Load the titanic using `pandas`. It is located in `data/titanic.csv`. Using the function `head()` and `info()`, which issues do you identify which need to be solved before to learn a machine learning model.

### Question 2

- By checking the variable `Survived`, is the dataset balanced? What will be the chance level accuracy?
- What variables contain more missing values?

### Question 3

Using the `paiplot` of `seaborn` on the `Age`, `Pclass`, `Fare`, `Sex`, and `Survived` columns, identify some intuitions regarding the correlation between the survival and the features. Make some plots to confirm your intuition.

## 2. Predicting survival

The titanic dataset is an heterogeneous dataset and it gives the opporunity to show the scikit-learn pipelining features. We will show in this notebook how to make a simple classification pipeline. The aim is to predict or not if a passenger survived the titanic trip.

In [None]:
data = pd.read_csv('data/titanic.csv', index_col='PassengerId')

In [None]:
data.head()

First, we need to split the dataset into 2 arrays: the data array and the classification array.

In [None]:
label = data['Survived']
data = data.drop(columns='Survived')

In [None]:
data.head()

In [None]:
label.head()

Because the data type in the titanic dataset, we need to specifically have different preprocessing for the continuous and categorical columns. The `ColumnTransformer` of scikit-learn allows to dispatch different preprocessing depending of the columns. Usually, the categorical variable needs to be encoded while the continuous variable can be standardized.

In [None]:
from sklearn.preprocessing import OrdinalEncoder
from sklearn.preprocessing import OneHotEncoder
from sklearn.preprocessing import StandardScaler
from sklearn.preprocessing import FunctionTransformer
from sklearn.impute import SimpleImputer
from sklearn.compose import make_column_transformer
from sklearn.pipeline import make_pipeline

We are creating three preprocessing:

* an ordinal encoding for the sex;
* a one hot encoding for the remaining categorical features;
* and a standardization for the continuous features.

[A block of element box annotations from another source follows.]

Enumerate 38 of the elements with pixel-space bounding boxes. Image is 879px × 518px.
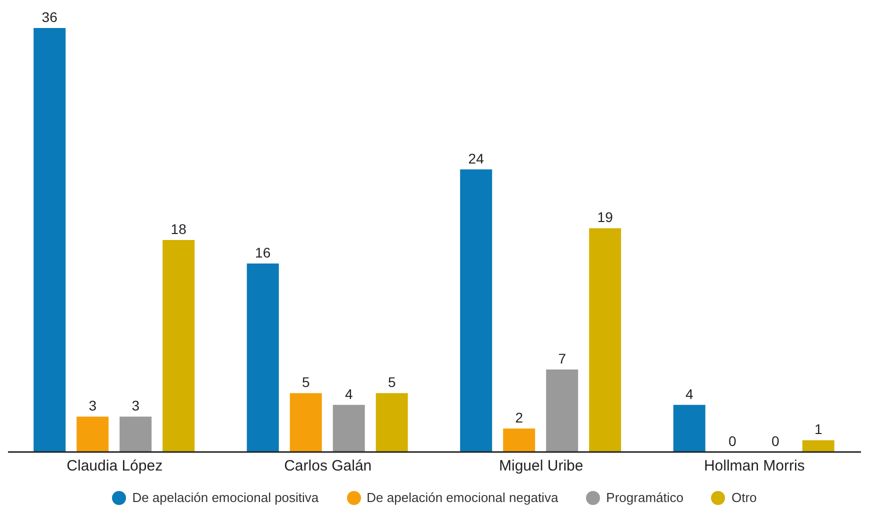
bar [802,440,834,452]
data-label: 5 [388,374,396,390]
bar [589,228,622,452]
data-label: 0 [771,432,780,449]
legend-label: Programático [606,490,684,505]
data-label: 7 [558,350,566,367]
x-tick-label: Hollman Morris [704,458,805,475]
bar [76,416,109,452]
bar [503,428,536,452]
x-tick-label: Carlos Galán [284,458,372,475]
bar [376,393,408,452]
data-label: 3 [132,398,140,414]
data-label: 2 [515,409,524,426]
x-tick-label: Miguel Uribe [499,458,584,475]
bar [460,169,492,452]
bar [162,240,195,452]
legend-label: De apelación emocional negativa [366,490,558,505]
bar [546,370,578,452]
bar [246,264,279,452]
bar [290,393,322,452]
bar [673,404,706,452]
bar [120,416,152,452]
data-label: 0 [728,432,736,449]
data-label: 36 [42,9,58,25]
bar [34,28,66,452]
bar [332,404,365,452]
data-label: 4 [344,386,353,402]
data-label: 19 [597,209,614,226]
data-label: 4 [685,386,694,402]
data-label: 18 [170,221,187,237]
data-label: 1 [814,421,822,438]
x-tick-label: Claudia López [66,458,163,475]
data-label: 16 [255,244,271,261]
data-label: 5 [302,374,310,390]
data-label: 3 [88,398,97,414]
legend-label: De apelación emocional positiva [132,490,319,505]
legend-label: Otro [731,490,757,505]
data-label: 24 [468,150,484,166]
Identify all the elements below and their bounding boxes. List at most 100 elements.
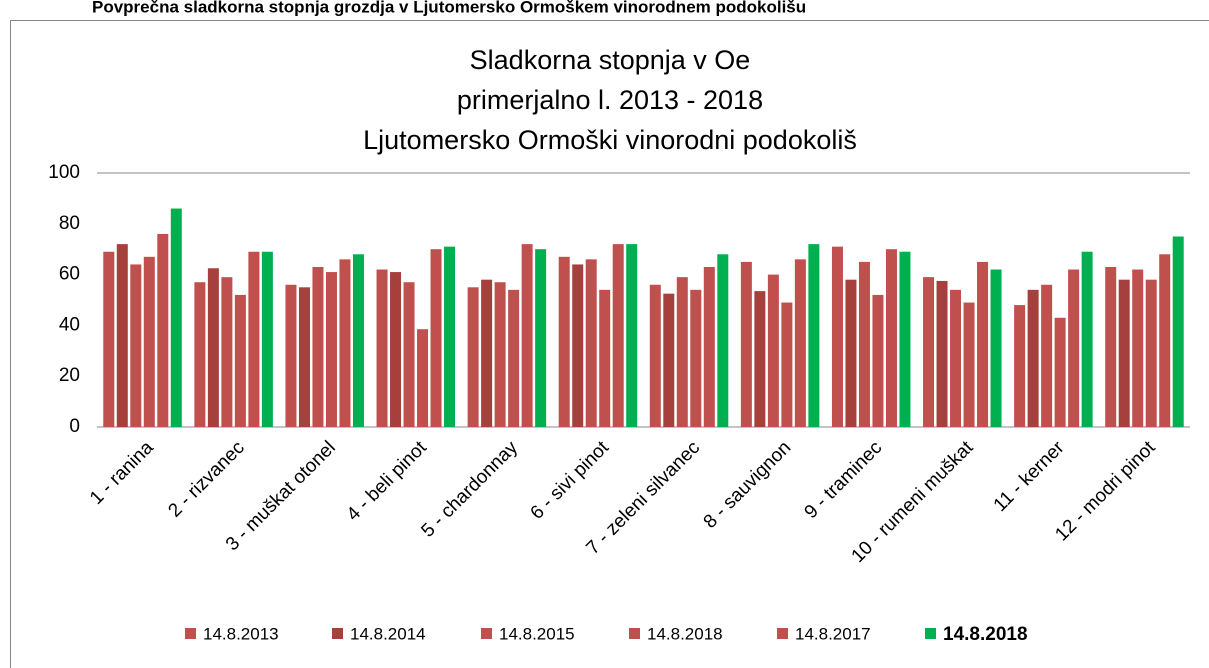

In addition, missing values will be filled up with either the median (for continuous variable) or a constant value (categorical variable).

In [None]:
preprocessor = make_column_transformer(
    (['Sex'], OrdinalEncoder()),
    (['Pclass', 'SibSp', 'Parch', 'Embarked'], make_pipeline(
        SimpleImputer(strategy='constant', fill_value='missing'),
        OneHotEncoder(handle_unknown='ignore'))),
    (['Age', 'Fare'], make_pipeline(StandardScaler(), SimpleImputer(strategy='median')))
)

A logistic regression classifier will be used in which the C parameter will be optimized. We will apply a 5-fold cross-validation scheme to estimate the accuracy of the model.

In [None]:
from sklearn.linear_model import LogisticRegression
from sklearn.model_selection import GridSearchCV
from sklearn.model_selection import cross_val_score

In [None]:
pipe = make_pipeline(preprocessor, LogisticRegression(solver='lbfgs', max_iter=100000))

In [None]:
gridsearch = GridSearchCV(pipe, param_grid={'logisticregression__C': [0.1, 1, 10, 100]}, cv=5)

In [None]:
test_score = cross_val_score(gridsearch, data, label, n_jobs=1, cv=5)

In [None]:
print('Test score: {:.2f}% +- {:.2f}%'.format(test_score.mean() * 100,
                                              test_score.std() * 100))